What Happens to Energy When Ionization Matches the Workfunction?

[nobahar]

Hello!
Not sure if this is the right place to post this question.
It concerns ionization energies. A certain amount of energy is needed to eject an electron, if the energy provided exactly matches the workfunction, then the electron has zero kinetic energy. If it is some amount greater than the workfunction, then the kinetic energy of the electron is equal to the difference. This has left me a little confused. What happens to the energy that does not go into kinetic energy? If you provide energy equal to the workfunction then the electron has zero kinetic energy. What has happened to the energy provided? I assume it has to do with the electric (?) attraction between the electron and the nucleus. ince the attraction can be viewed form either the perspective of the elctron or the proton, where does the energy go? I may be wrong about the last part (or all of it!).
Any help appreciated,
Many thanks.

 

[rock.freak667]

The work function is the minimum energy required to liberate the electron from the surface.

 

[nobahar]

Thanks for the response rockfreak. My apologies, I have confused the work function with ionisation energy. They are somewhat similar, I think. Does the same not apply to the ionisation energy? If I supply an amount of energy equal to the ionisation energy, I can remove an electron from an atom. If I supply energy> the I.E., does this provide the electron with kinetic energy, equivalent to the difference between the energy supplied and the I.E.? Where does the ionisation energy go? Does it go to the electron?
Any further help would be appreciated. The sources I have found simply give a 'definition-esque' answer.

 

[rock.freak667]

Thanks for the response rockfreak. My apologies, I have confused the work function with ionisation energy. They are somewhat similar, I think. Does the same not apply to the ionisation energy? If I supply an amount of energy equal to the ionisation energy, I can remove an electron from an atom. If I supply energy> the I.E., does this provide the electron with kinetic energy, equivalent to the difference between the energy supplied and the I.E.? Where does the ionisation energy go? Does it go to the electron?
Any further help would be appreciated. The sources I have found simply give a 'definition-esque' answer.

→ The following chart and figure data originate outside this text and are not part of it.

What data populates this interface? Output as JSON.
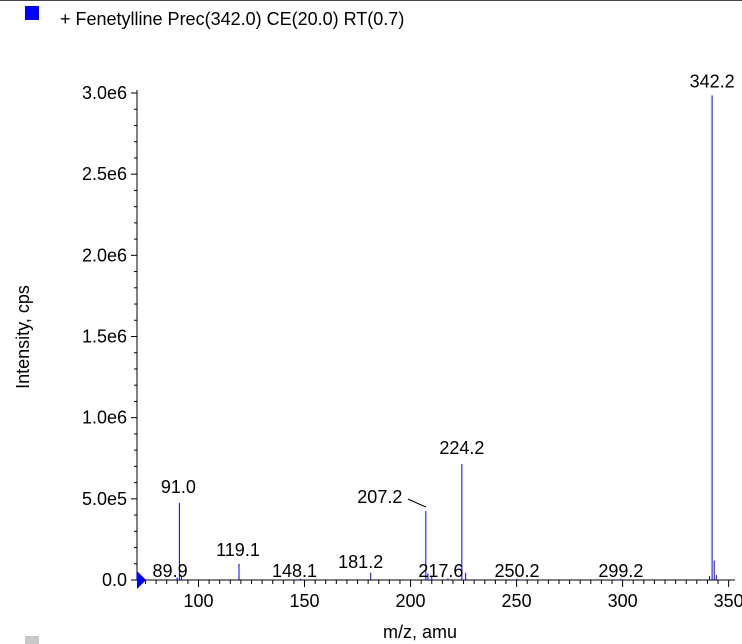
{
  "legend": {
    "label": "+ Fenetylline Prec(342.0) CE(20.0) RT(0.7)",
    "color": "#0000ff"
  },
  "chart_data": {
    "type": "bar",
    "title": "+ Fenetylline Prec(342.0) CE(20.0) RT(0.7)",
    "xlabel": "m/z, amu",
    "ylabel": "Intensity, cps",
    "xlim": [
      71,
      353
    ],
    "ylim": [
      0,
      3000000
    ],
    "xticks": [
      100,
      150,
      200,
      250,
      300,
      350
    ],
    "yticks": [
      0,
      500000,
      1000000,
      1500000,
      2000000,
      2500000,
      3000000
    ],
    "ytick_labels": [
      "0.0",
      "5.0e5",
      "1.0e6",
      "1.5e6",
      "2.0e6",
      "2.5e6",
      "3.0e6"
    ],
    "series": [
      {
        "color": "#0000ff",
        "peaks": [
          {
            "mz": 89.9,
            "intensity": 15000,
            "label": "89.9"
          },
          {
            "mz": 91.0,
            "intensity": 475000,
            "label": "91.0"
          },
          {
            "mz": 92.0,
            "intensity": 25000,
            "label": ""
          },
          {
            "mz": 119.1,
            "intensity": 100000,
            "label": "119.1"
          },
          {
            "mz": 148.1,
            "intensity": 8000,
            "label": "148.1"
          },
          {
            "mz": 181.2,
            "intensity": 45000,
            "label": "181.2"
          },
          {
            "mz": 207.2,
            "intensity": 425000,
            "label": "207.2"
          },
          {
            "mz": 208.2,
            "intensity": 40000,
            "label": ""
          },
          {
            "mz": 210.0,
            "intensity": 20000,
            "label": ""
          },
          {
            "mz": 217.6,
            "intensity": 10000,
            "label": "217.6"
          },
          {
            "mz": 224.2,
            "intensity": 715000,
            "label": "224.2"
          },
          {
            "mz": 226.0,
            "intensity": 45000,
            "label": ""
          },
          {
            "mz": 250.2,
            "intensity": 8000,
            "label": "250.2"
          },
          {
            "mz": 299.2,
            "intensity": 8000,
            "label": "299.2"
          },
          {
            "mz": 341.0,
            "intensity": 25000,
            "label": ""
          },
          {
            "mz": 342.2,
            "intensity": 2985000,
            "label": "342.2"
          },
          {
            "mz": 343.2,
            "intensity": 120000,
            "label": ""
          },
          {
            "mz": 344.2,
            "intensity": 30000,
            "label": ""
          }
        ]
      }
    ],
    "grid": false,
    "legend_position": "top-left"
  }
}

The work function is specifically for metals, introduced in the photoelectric effect. (these metals are in a solid form)

Ionization energy is the energy needed to move the electron from n=0 to infinity. That energy could be converted to kinetic energy and potential energy as the electron moves away from the nucleus. (This is for free atoms)

 

[nobahar]

Thanks for the quick response.
Potential energy has always been very confusing (as has energy in general). So the electron acquires potential energyas it is ejected from the atom. If it 'joins' another atom, or perhaps the same atom, it then loses this potential energy, presumably as a photon? Furthermore, it could 'fall' closer to the nucleus (if it doesn't join the same atom), and emit more energy, potential energy that it already had and did not acquire through the ionisation process?

 

[rock.freak667]

Thanks for the quick response.
Potential energy has always been very confusing (as has energy in general). So the electron acquires potential energyas it is ejected from the atom. If it 'joins' another atom, or perhaps the same atom, it then loses this potential energy, presumably as a photon? Furthermore, it could 'fall' closer to the nucleus (if it doesn't join the same atom), and emit more energy, potential energy that it already had and did not acquire through the ionisation process?

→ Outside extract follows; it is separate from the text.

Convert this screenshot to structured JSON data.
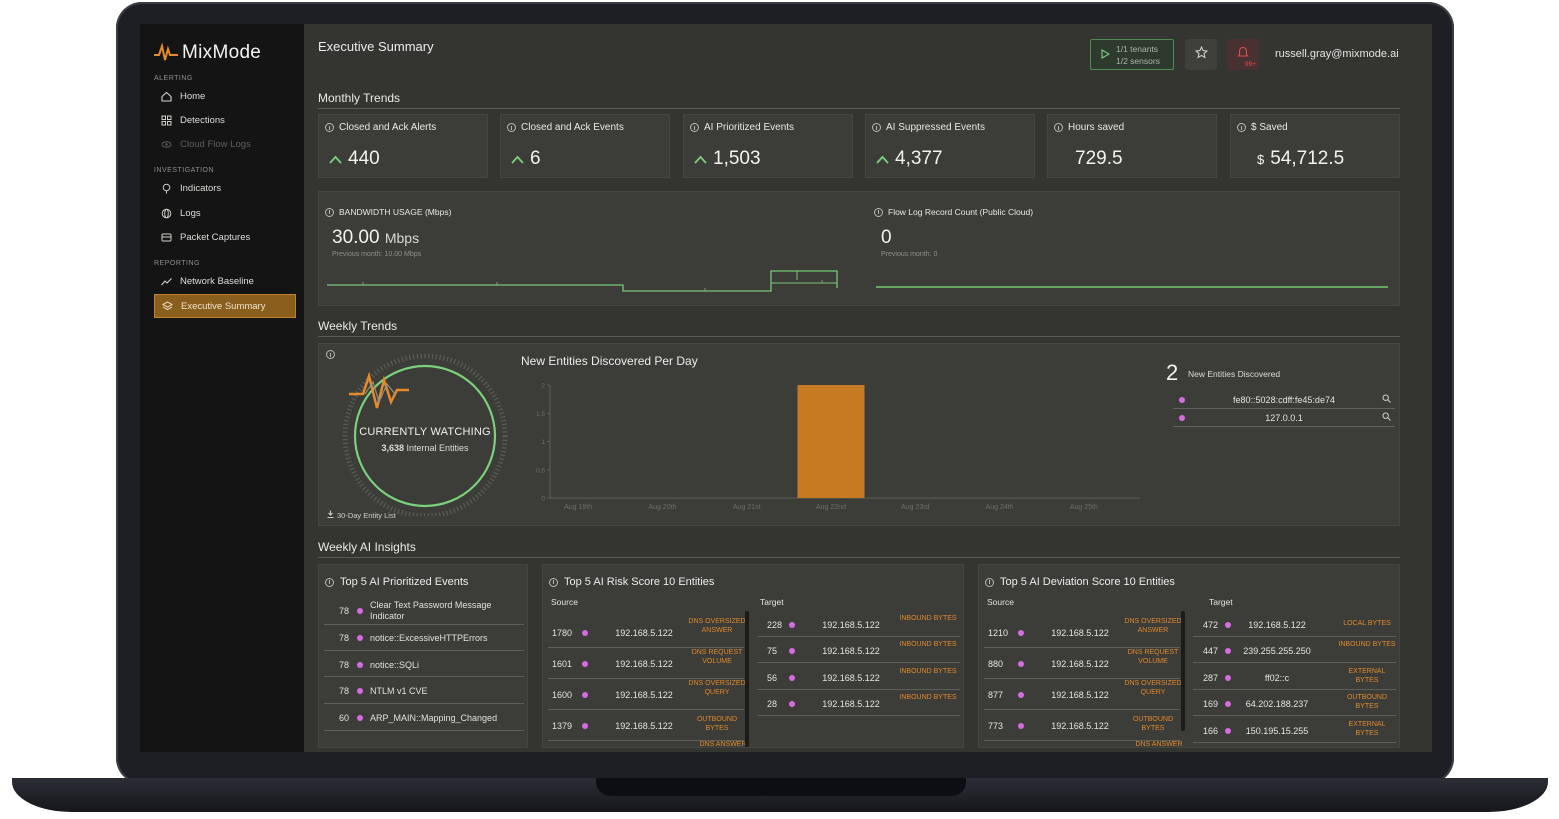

I am not sure if it is a photon per se, but it emits radiation. I am not sure if I understand your last sentence.

 

[nobahar]

Thanks again for the response.
My last sentence was supposed to be the following scenario. If I liberate an electron from a shell n=4 of atom A,and it joins atom B,in a shell n=2, then it would it would lose energy, more energy than it gained from being liberated from the n=4 shell of atom A. Since it would take x amount of energy to remove the elctron from a subshell in n=4, yet it would take more energy to liberate it from a shell n=2. So if it joins an atom at alower n value, then it must lose more energy than it acquired from being liberated from atom A.
If I had a universe, and it only has an electron it, what would its energy be? Then say I introduced a proton,as the electron approaches the proton it must lose energy. Is this correct? It makes me wonder what potential energy is (or whatever the energy is that the electron has). I do not know if the scenario is valid (i.e. makes sense).
Thanks so far for the responses!

 

[nobahar]

Interestingly, I think this issue may have come up in Stephen Hawking's book, The Grand Design. He talks about positive and negative energy, and vacuum energy. He states that the total energy in the universe must be constant, and a 'base point' to use is zero, so energy 'put in' must also be 'taken out', or used; and that gravitational energy is negative. Does this have anything to do with the negative sign in the electrons energy level when it approaches a nucleus? I'm sure that I read that the electric force between a proton and an electron was also negative.
Is there any relation here?